I don’t see the Vita having any components that are too revolutionary where they couldn’t be produced at a fast rate. So I think it’s more a strategic planning to meet demand in each territory than it is a production issue.
Daniel: I think we both agree that the PSV’s innards aren’t made out of the rarest metals, only found in conflict mining towns in Africa, so why the delay? Reports of the PSP2 popped up well over a year ago, and despite hardware specs finalized well after the fact, the PlayStation Vita’s most expensive component is probably the large touchscreen.
But with touchscreens becoming a part of everyday life on our phones, on our video game handhelds, and in our fast food restaurants (seriously, Jack in the Box order-by-robot), I don’t see how that could possibly hold up manufacturing. So on that we agree, but Sony’s strategy should involve quietly handing out PlayStation Vitas as they become available.
It should be a shotgun blast to the face of every consumer everywhere.

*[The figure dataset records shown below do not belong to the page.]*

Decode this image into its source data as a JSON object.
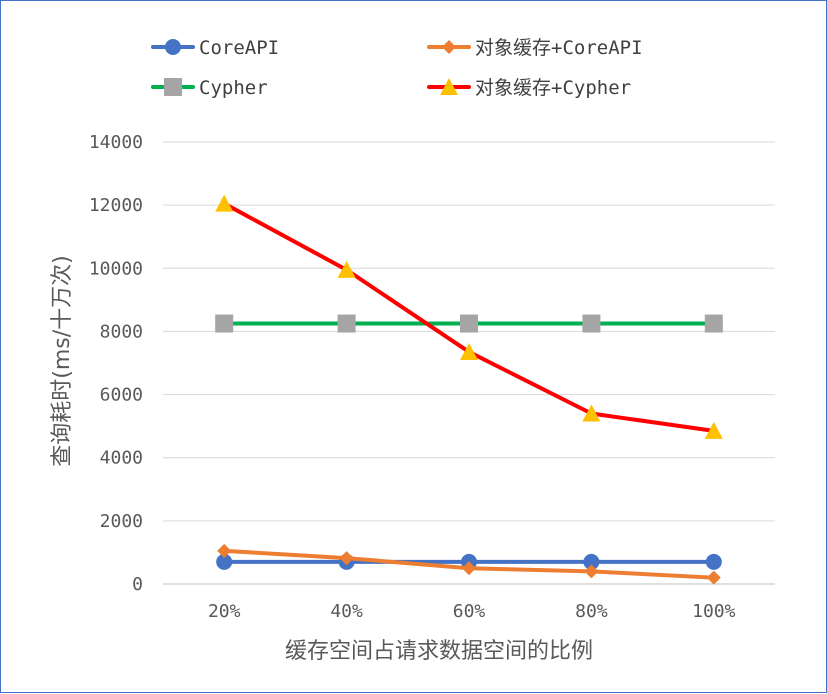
{
  "chart_data": {
    "type": "line",
    "title": "",
    "xlabel": "缓存空间占请求数据空间的比例",
    "ylabel": "查询耗时(ms/十万次)",
    "categories": [
      "20%",
      "40%",
      "60%",
      "80%",
      "100%"
    ],
    "ylim": [
      0,
      14000
    ],
    "yticks": [
      "0",
      "2000",
      "4000",
      "6000",
      "8000",
      "10000",
      "12000",
      "14000"
    ],
    "grid": true,
    "legend_position": "top",
    "series": [
      {
        "name": "CoreAPI",
        "values": [
          700,
          700,
          700,
          700,
          700
        ],
        "color": "#4472c4",
        "marker": "circle"
      },
      {
        "name": "对象缓存+CoreAPI",
        "values": [
          1050,
          820,
          500,
          400,
          200
        ],
        "color": "#ed7d31",
        "marker": "diamond"
      },
      {
        "name": "Cypher",
        "values": [
          8250,
          8250,
          8250,
          8250,
          8250
        ],
        "color": "#00b050",
        "marker": "square",
        "marker_color": "#a5a5a5"
      },
      {
        "name": "对象缓存+Cypher",
        "values": [
          12050,
          9950,
          7350,
          5400,
          4850
        ],
        "color": "#ff0000",
        "marker": "triangle",
        "marker_color": "#ffc000"
      }
    ]
  }
}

I want to see PlayStation Vita signage in every GameStop, Best Buy, and Target. I want to see Wal-Mart employees confused about what I’m talking about despite the demo station being three feet from where they’re standing. I don’t want a quiet, organized buffet where territories are assigned a number for when they can go get their food. I want a console launch with shoving and kicking and punching and trampling.
I’ll be preordering on Amazon with the safety of the Internet though.
Anthony: Amazon for me too. That seems to be the only way I shop now.
The PS3 - Would Sony be competing with themselves and holiday PS3 sales in the US where Uncharted 3, Resistance 3, and exclusive content will be strong sellers?
Anthony: This may be the biggest reason yet for why Sony decided to hold off in US and Europe. If there’s ever a system seller for the PlayStation 3, it’s Uncharted 3. I mean, that game is fucking awesome. Then they still need to move... well... the Move. They’ve got Twisted Metal andResistance 3. Other games too. Why compete with yourself on that level?
This is an important holiday battle for Sony in this crazy console war. Especially in the US. The Xbox brand is growing at an incredible rate thanks to Kinect. With all of these Kinect titles coming this year, Sony needs to focus on putting the PS3 up against the 360 and winning that fight. The Vita will only complicate things there. It’s like going to a fist fight with the neighborhood bully, but having your little bro tag along. It's only going to distract you, and you never take your eye off the prize.
Daniel: On this point, I’d say we agree the most. As badly as I want the Vita to release this holiday in Western markets, I know I’m in a minority that buys as many video games as I do. I’ll probably already be spending upwards of $500 on video games this year, with titles across the Xbox 360, PS3, and 3DS. Throwing a PlayStation Vita on top of that will only raise the dollar amount or take money away from a platform.
Sony doesn’t want that money taken out of my PS3 software budget. They’re driving hard to hold exclusive content like the bonus mission for L.A. Noire, the playable Joker challenge maps in Batman: Arkham Asylum, and Kratos in Mortal Kombat. All of those things may appear small, but for someone who owns more than one console, it means the difference between which system I own a game for.
In truth, I would rather see software sales make up for the struggle Sony had in their PS3 launch. If anything, Sony is really poised to walk away with the best sales figures this holiday season than any other before it in the PS3’s lifecycle. I can only imagine the Vita would work to trip up the PS3 and hurt Sony over all.